Еще по дороге он прикинул, какую сумму можно будет вытрясти из членов правления, и сейчас уверенно назвал цифру:

— Пятьдесят тысяч. Устраивает?

— Более чем.

— А почему вы не торгуетесь?

— Не умею.

— Хорошо живете.

— Что ж хорошего?

— Жизнь, значит, не заставила научиться.

— Просто она взялась за меня в том возрасте, когда уже ничему не выучиваются. Ладно, скажите лучше, что я должна петь? У вас есть какие-то пожелания?

— Хотелось бы услышать в вашем исполнении романс на стихи Лермонтова «Сон». Мелодию знаете?

— Если это «В полдневный жар в долине Дагестана», то знаю.

— Он самый. Вот слова.

Свечников достал перегнутый вчетверо тетрадный листок, развернул его и положил на подзеркальник.

— Не нужно! — засмеялась Казароза. — Я помню их с детства.

— Слова на эсперанто.

Понимающе кивнув, она взяла листок и вслух прочла первую строчку:

— Эн вало Дагестана дум вармхоро… Правильно я произношу?

— Ошибиться трудно. В эсперанто все как пишется, так и произносится.

— Сенмова кусис…

— Кушис, — поправил Свечников. — Эс с галочкой наверху читается как ша.
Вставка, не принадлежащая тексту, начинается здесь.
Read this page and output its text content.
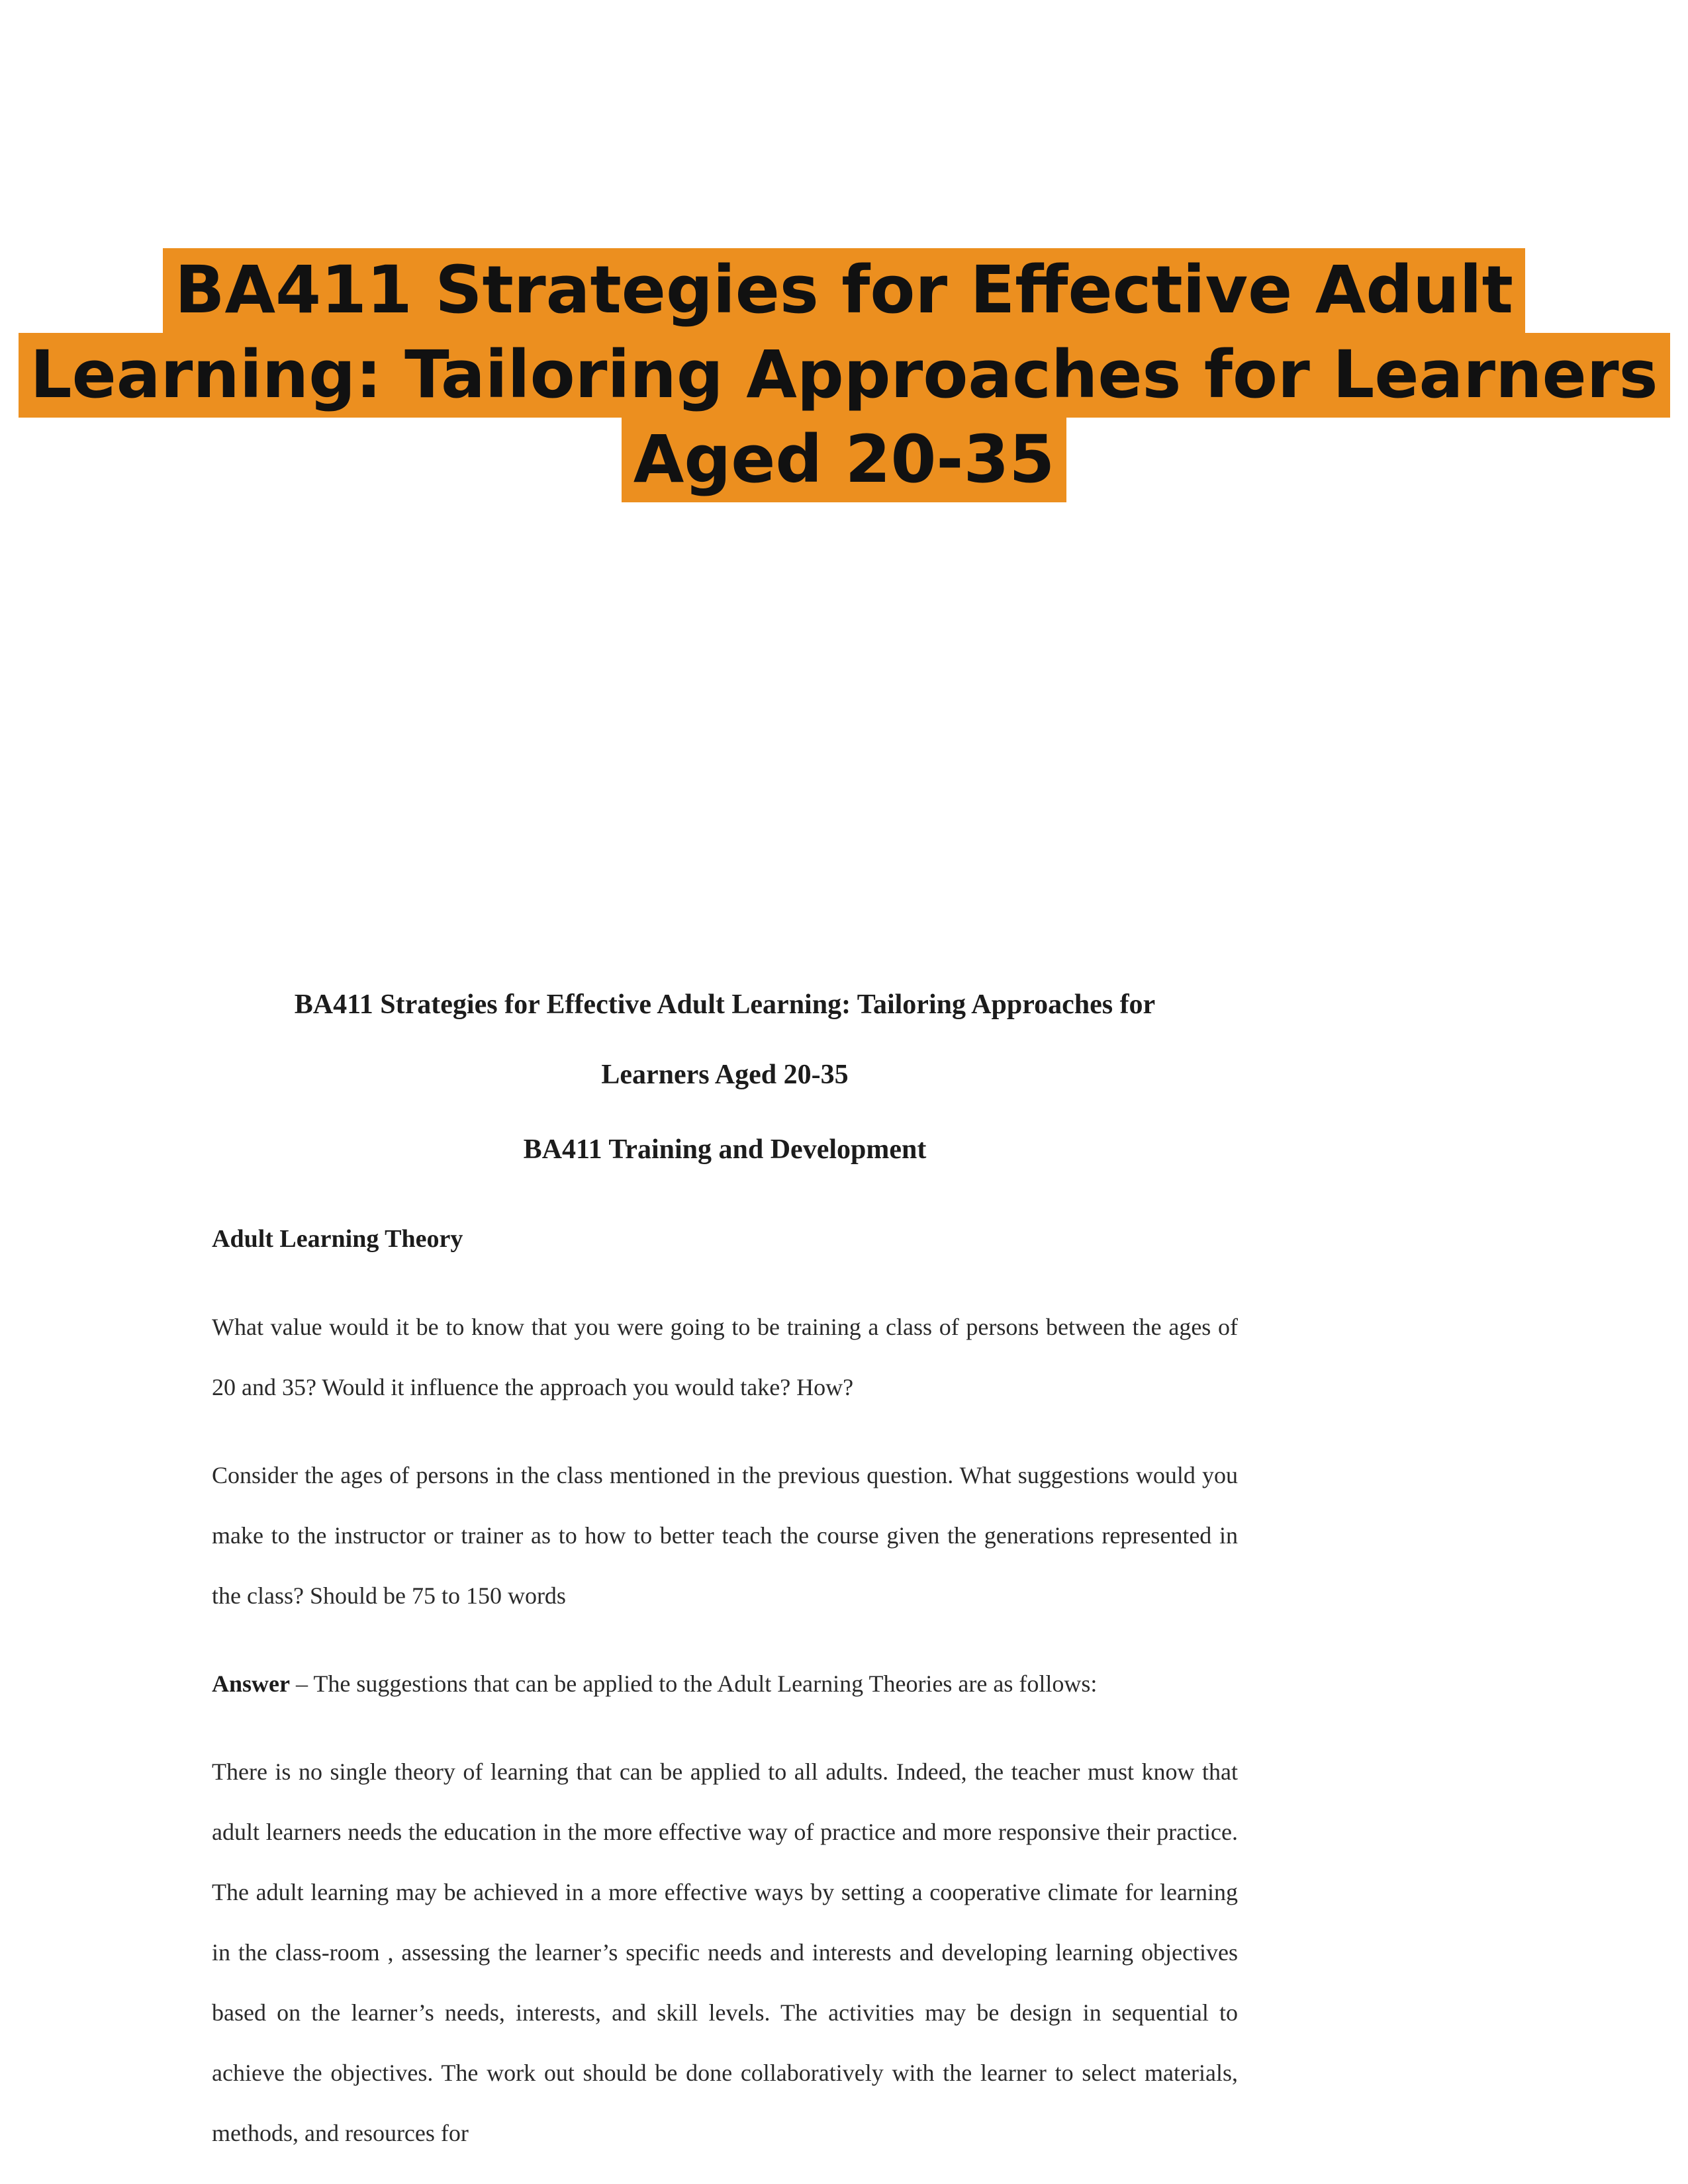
BA411 Strategies for Effective Adult
Learning: Tailoring Approaches for Learners
Aged 20-35
BA411 Strategies for Effective Adult Learning: Tailoring Approaches for
Learners Aged 20-35
BA411 Training and Development
Adult Learning Theory

What value would it be to know that you were going to be training a class of persons between the ages of 20 and 35? Would it influence the approach you would take? How?

Consider the ages of persons in the class mentioned in the previous question. What suggestions would you make to the instructor or trainer as to how to better teach the course given the generations represented in the class? Should be 75 to 150 words

Answer – The suggestions that can be applied to the Adult Learning Theories are as follows:

There is no single theory of learning that can be applied to all adults. Indeed, the teacher must know that adult learners needs the education in the more effective way of practice and more responsive their practice. The adult learning may be achieved in a more effective ways by setting a cooperative climate for learning in the class-room , assessing the learner’s specific needs and interests and developing learning objectives based on the learner’s needs, interests, and skill levels. The activities may be design in sequential to achieve the objectives. The work out should be done collaboratively with the learner to select materials, methods, and resources for
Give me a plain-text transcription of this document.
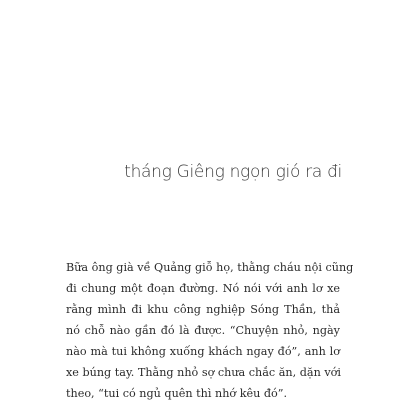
tháng Giêng ngọn gió ra đi
Bữa ông già về Quảng giỗ họ, thằng cháu nội cũng
đi chung một đoạn đường. Nó nói với anh lơ xe
rằng mình đi khu công nghiệp Sóng Thần, thả
nó chỗ nào gần đó là được. “Chuyện nhỏ, ngày
nào mà tui không xuống khách ngay đó”, anh lơ
xe búng tay. Thằng nhỏ sợ chưa chắc ăn, dặn với
theo, “tui có ngủ quên thì nhớ kêu đó”.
— Сенмова кушис ми кун бруста вундо…

Она читала нараспев, примеряя мелодию на эти пока еще чужие для нее слова, и Свечников понял, что ничего не изменилось. Опять, как два года назад, когда эта женщина с телом нимфы-подростка босиком танцевала и пела перед ним в театре на Соляном городке, от звука ее голоса слезами перехватило горло.


Ни причастий, ни глагольных форм женского рода в эсперанто нет. Лежал или лежала, недвижим или недвижима — звучит одинаково. Важно, что ссвинцом в груди. Ей предстояло умереть с этими словами на устах. Пуля попала в грудь, и позднее невозможно было отделаться от чувства, что они, как заклинание, вызвали из тьмы и притянули к себе ее смерть. Стоило, казалось, выбрать что-нибудь другое, она осталась бы жива.

Глава третьяГАСТРОЛЕРША

4

Проснулся Вагин от глухого рокота. Вдоль тротуара, сметая щетками мусор, двигалась уборочная машина.

Он вернулся в школу. Майя Антоновна сказала ему, что Свечников уже ушел, но завтра к шести часам придет опять — в школьном музее состоится его встреча с городскими эсперантистами. Где он будет сегодня, она не знала, но, поколебавшись, назвала адрес: гостиница «Спутник», номер 304.


Вечером 1 июля, без четверти восемь, Вагин пассажиром подъехал к гортеатру на запряженной Глобусом редакционной бричке. С вожжами управлялся корреспондент Ваня Пермяков, крестьянский сын. Свечников приказал им встретить Казарозу после концерта и доставить ее в Стефановское училище.

Напротив театрального подъезда возвышалась дощатая трибуна, обнесенная перильцами и похожая на пугачевский эшафот. Не хватало только плахи и столба с тележным колесом наверху. Сходство не было случайным. Его символический смысл заключался в том, чтобы победу над Колчаком, одержанную потомками пугачевцев, отпраздновать на той сцене, где великий бунтарь был обезглавлен предками колчаковцев.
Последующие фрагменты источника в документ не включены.